Racism aside, Galloway’s sudden exit from the building was a rare display of cowardice on his part. Galloway usually loves a good fight, especially if there is an audience. And surely the purpose of a university debate is to air conflicting viewpoints? The fact that he is unable to engage with anyone other than his own acolytes speaks volumes about the character of the man. I can only surmise that his deep-seated prejudice against Israeli Jews far outweighs his love for public speaking.
If Galloway’s prejudice renders him incapable of sensible debate, then he is a spent force in UK politics. British politicians are expected to engage with their political opponents. And they are usually very good at it. Prime Minister’s Question Time, for example, is brimming with healthy debate, good humor, and incisive queries and answers. No politician would flounce out of the debating chamber because he didn’t like the political viewpoint (or ethnicity) of a fellow speaker. But Galloway seems to have lost both his nerve and his manners.
In contrast, Mr Aslan-Levy (who studies Philosophy, Politics and Economics at Brasenose College) is to be commended. It takes courage to speak in front of an audience and even more courage to take on a firebrand like Galloway. The fact that Galloway didn’t even have the courtesy to listen to Mr Aslan-Levy’s speech highlights the stark difference between the two men.
Following the debate, Mr Aslan-Levy said he was “appalled that an MP would storm out of a debate with me for no reason other than my heritage.” He added: “To refuse to talk to someone just because of their nationality is pure racism, and totally unacceptable for a Member of Parliament.”

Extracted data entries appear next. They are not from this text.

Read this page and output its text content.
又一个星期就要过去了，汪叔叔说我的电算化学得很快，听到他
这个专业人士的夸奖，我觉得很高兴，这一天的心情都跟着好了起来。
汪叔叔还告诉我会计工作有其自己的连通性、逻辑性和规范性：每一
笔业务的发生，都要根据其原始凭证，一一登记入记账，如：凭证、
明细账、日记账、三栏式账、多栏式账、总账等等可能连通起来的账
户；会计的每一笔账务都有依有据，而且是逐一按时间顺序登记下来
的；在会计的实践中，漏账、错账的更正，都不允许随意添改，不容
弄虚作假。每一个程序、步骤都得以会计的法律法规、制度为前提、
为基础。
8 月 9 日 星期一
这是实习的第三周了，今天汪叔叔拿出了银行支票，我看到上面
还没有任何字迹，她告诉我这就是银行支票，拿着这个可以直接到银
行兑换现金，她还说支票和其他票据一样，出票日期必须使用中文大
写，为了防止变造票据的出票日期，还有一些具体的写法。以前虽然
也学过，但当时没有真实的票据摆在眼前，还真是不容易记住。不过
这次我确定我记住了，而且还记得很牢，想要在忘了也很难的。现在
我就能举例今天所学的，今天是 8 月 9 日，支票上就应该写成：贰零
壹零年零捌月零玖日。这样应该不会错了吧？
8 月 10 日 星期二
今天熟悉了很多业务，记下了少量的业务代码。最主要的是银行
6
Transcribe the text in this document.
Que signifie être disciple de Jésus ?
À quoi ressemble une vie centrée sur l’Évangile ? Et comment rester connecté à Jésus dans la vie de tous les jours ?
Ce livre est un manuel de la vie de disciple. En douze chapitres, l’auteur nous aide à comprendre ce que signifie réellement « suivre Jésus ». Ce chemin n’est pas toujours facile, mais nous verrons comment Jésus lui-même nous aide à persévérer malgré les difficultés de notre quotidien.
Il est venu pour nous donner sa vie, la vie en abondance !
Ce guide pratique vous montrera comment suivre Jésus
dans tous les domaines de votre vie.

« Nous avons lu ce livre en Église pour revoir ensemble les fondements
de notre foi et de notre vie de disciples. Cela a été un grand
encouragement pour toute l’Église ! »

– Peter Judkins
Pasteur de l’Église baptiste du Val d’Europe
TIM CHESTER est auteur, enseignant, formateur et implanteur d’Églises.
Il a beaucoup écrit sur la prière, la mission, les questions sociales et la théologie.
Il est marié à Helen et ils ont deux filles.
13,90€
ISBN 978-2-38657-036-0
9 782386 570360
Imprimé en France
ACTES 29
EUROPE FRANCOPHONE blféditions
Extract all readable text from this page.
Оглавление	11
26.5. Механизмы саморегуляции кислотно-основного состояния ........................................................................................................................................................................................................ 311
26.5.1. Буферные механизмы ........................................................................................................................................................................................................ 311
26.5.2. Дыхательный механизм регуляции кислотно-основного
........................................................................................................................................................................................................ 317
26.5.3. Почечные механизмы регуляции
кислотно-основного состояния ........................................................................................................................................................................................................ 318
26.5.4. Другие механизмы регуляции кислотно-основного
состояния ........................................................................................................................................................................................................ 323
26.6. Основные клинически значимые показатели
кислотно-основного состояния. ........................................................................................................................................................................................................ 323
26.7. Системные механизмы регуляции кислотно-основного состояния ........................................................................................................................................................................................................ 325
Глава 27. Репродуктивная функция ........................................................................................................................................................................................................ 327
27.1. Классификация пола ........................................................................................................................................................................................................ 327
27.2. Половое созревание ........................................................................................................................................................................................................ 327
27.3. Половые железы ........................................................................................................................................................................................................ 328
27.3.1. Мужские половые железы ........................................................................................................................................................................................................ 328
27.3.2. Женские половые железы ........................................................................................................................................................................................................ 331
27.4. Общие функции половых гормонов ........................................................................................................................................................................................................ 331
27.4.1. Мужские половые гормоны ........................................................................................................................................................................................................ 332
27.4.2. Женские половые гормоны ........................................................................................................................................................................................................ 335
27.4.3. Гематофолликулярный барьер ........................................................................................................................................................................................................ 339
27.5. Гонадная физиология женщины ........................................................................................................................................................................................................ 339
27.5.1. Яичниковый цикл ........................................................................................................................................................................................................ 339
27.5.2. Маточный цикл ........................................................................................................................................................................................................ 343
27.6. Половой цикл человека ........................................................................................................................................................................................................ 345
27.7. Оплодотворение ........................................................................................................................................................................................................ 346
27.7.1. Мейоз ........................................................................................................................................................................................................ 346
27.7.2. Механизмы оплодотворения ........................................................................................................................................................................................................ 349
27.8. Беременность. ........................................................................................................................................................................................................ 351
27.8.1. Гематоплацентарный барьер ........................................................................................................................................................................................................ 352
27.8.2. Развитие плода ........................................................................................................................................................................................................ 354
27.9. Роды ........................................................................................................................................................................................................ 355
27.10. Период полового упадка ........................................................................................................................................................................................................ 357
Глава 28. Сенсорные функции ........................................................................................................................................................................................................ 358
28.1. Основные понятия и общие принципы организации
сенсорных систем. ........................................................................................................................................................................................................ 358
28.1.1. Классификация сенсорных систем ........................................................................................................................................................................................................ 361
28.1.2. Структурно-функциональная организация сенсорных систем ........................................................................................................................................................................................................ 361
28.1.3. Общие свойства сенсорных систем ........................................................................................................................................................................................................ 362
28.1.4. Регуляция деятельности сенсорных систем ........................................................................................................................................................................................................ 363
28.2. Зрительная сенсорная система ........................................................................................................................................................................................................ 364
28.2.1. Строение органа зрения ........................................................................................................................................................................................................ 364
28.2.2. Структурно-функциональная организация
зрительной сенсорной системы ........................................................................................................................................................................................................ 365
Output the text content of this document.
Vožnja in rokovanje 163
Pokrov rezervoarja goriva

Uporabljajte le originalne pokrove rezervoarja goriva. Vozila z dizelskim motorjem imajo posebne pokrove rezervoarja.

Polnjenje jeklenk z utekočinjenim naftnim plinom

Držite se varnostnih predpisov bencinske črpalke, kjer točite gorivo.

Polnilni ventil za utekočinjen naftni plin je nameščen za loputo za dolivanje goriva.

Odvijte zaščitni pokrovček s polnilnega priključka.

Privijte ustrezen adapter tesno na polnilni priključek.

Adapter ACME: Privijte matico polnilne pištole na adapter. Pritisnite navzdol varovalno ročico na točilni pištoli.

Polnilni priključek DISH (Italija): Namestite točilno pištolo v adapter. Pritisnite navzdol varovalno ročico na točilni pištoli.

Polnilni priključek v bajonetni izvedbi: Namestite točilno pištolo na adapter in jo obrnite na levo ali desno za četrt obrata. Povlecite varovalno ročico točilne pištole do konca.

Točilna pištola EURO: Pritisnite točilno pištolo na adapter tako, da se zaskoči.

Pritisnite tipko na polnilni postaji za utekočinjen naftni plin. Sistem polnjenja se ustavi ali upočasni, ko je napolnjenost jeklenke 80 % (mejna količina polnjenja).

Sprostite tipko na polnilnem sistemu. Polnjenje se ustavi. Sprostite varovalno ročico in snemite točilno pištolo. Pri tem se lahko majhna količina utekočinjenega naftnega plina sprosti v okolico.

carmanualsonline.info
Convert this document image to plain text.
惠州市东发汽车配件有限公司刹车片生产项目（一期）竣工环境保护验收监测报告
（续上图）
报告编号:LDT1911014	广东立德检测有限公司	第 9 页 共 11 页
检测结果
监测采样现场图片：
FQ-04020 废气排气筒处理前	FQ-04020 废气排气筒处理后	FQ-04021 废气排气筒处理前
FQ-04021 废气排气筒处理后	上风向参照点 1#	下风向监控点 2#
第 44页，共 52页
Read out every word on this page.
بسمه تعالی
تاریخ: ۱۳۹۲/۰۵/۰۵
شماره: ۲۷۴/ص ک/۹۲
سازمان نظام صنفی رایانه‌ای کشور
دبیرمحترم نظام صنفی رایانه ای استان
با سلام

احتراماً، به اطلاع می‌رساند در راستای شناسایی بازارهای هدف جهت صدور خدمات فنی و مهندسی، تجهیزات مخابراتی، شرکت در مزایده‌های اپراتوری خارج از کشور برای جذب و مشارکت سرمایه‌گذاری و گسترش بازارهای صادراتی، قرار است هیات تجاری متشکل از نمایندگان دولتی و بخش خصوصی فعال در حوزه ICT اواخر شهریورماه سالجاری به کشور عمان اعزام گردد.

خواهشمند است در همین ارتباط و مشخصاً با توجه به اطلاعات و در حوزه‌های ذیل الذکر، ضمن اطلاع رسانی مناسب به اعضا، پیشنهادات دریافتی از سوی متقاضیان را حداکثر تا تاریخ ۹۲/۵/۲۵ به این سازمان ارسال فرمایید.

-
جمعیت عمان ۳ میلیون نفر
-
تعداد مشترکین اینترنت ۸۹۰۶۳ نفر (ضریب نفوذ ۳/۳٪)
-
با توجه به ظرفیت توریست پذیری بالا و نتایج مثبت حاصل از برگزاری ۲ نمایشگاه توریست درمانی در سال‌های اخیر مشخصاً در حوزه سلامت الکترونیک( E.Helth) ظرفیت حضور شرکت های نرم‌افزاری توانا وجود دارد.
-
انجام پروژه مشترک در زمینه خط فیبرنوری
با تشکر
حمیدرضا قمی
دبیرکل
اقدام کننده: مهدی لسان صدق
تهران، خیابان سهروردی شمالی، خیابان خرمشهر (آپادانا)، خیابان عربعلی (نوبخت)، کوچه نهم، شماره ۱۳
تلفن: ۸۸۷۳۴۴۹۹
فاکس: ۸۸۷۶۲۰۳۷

I agree with Mr Aslan-Levy on both these points. Galloway’s behavior in Oxford has left him vulnerable to accusations of racism and anti-Semitism. His poor conduct also signifies a man who is incapable of withstanding the dissonance of disagreement. Even some of his supporters have expressed their disappointment. When a seasoned British politician can no longer hold his own in a relatively straightforward university debate, it is time to retire.